Downtown Greenville Partnership’s Instagram account is also a member of the group chat, and responded to the grievances by saying that the organization does not have much control over what the city chooses to do regarding the BUILD project, parking and the new hotel. The message said that the Partnership was also taken by surprise by the hotel check-in parking on Evans, calling it “not-ideal.”
Matt Scully, the owner of The Scullery Cafe and Creamery on the corner of Evans and Fifth, is also a city councilman elected in 2023, which has put him in an interesting position as a middleman between downtown businesses and the city.
Scully said both the road construction and the hotel closing the one-way section of Evans Street has been a pain not only for employees, but also for sales. He added that a lot of businesses downtown are losing a great deal of business to people simply not wanting to have to navigate around the roadwork.
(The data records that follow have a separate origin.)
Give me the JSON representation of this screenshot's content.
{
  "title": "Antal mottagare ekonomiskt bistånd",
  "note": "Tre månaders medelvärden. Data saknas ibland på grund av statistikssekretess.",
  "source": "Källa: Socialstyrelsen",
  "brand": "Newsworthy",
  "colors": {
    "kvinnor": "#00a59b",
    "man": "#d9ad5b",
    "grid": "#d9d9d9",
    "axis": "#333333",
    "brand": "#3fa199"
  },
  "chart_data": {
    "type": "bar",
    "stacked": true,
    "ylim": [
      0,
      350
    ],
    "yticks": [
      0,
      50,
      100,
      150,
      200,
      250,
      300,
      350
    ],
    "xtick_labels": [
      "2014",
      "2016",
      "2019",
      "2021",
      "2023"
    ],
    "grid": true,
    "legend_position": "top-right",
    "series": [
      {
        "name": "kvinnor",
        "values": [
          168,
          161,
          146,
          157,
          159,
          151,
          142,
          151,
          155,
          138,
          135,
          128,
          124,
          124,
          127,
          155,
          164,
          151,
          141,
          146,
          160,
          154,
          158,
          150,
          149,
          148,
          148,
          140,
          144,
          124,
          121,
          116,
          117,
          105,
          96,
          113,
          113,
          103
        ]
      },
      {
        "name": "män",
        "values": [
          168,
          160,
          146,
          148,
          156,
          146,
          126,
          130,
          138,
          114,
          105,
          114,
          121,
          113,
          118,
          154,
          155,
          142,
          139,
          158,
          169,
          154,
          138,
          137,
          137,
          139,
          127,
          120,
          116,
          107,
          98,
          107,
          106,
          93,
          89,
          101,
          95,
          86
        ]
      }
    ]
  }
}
“This is a huge project. It’s not just resurfacing, it’s all the way down to the dirt, new drainage, new utility infrastructure. It’s going to be a totally new streetscape,” Scully said.
He said he thinks the city has done a fairly good job at keeping up with the construction and being as transparent as it can be during what has been a long period of uncertainty for businesses.
Due to the state of construction last Spring, the city did away with the pay-to-park app that it was using and it suspended the two hour time allotment, allowing unlimited parking time in and around the downtown area.
As of March, now there is a two hour time limit on all parking spots downtown. Tickets have been issued to those who keep their vehicles in city spots past their two-hour time limit.
A few businesses in the “Downtown Merchants” group chat wrote that they are worried about having to close because of the lack of sales partly due to the consistent road closures and reroutes that cut off foot and street traffic to their business’s doors.
King’s Deli on Fifth Street announced on its social media pages that it was closing its doors later this month. It is uncertain at this time if the reason for their closing is primarily due to the loss in sales caused by the construction, but their storefront has been affected by several stages of the BUILD project.
Scully said the city understands the inconvenience that the construction and the change in parking protocol has put on downtown businesses and their patrons. With businesses in mind, he added that the city was in the beginning process of adopting a business loan program to compensate for the losses that the ongoing construction has caused.
“They (the city) have started a loan program for businesses, which is a $10,000 no interest loan,” Scully said. “I really wish it was a grant.”
Scully said a hardship loan is now available for downtown businesses that are struggling with sales during the BUILD project. However, Drew Cheshire said he has not heard anything about such loans.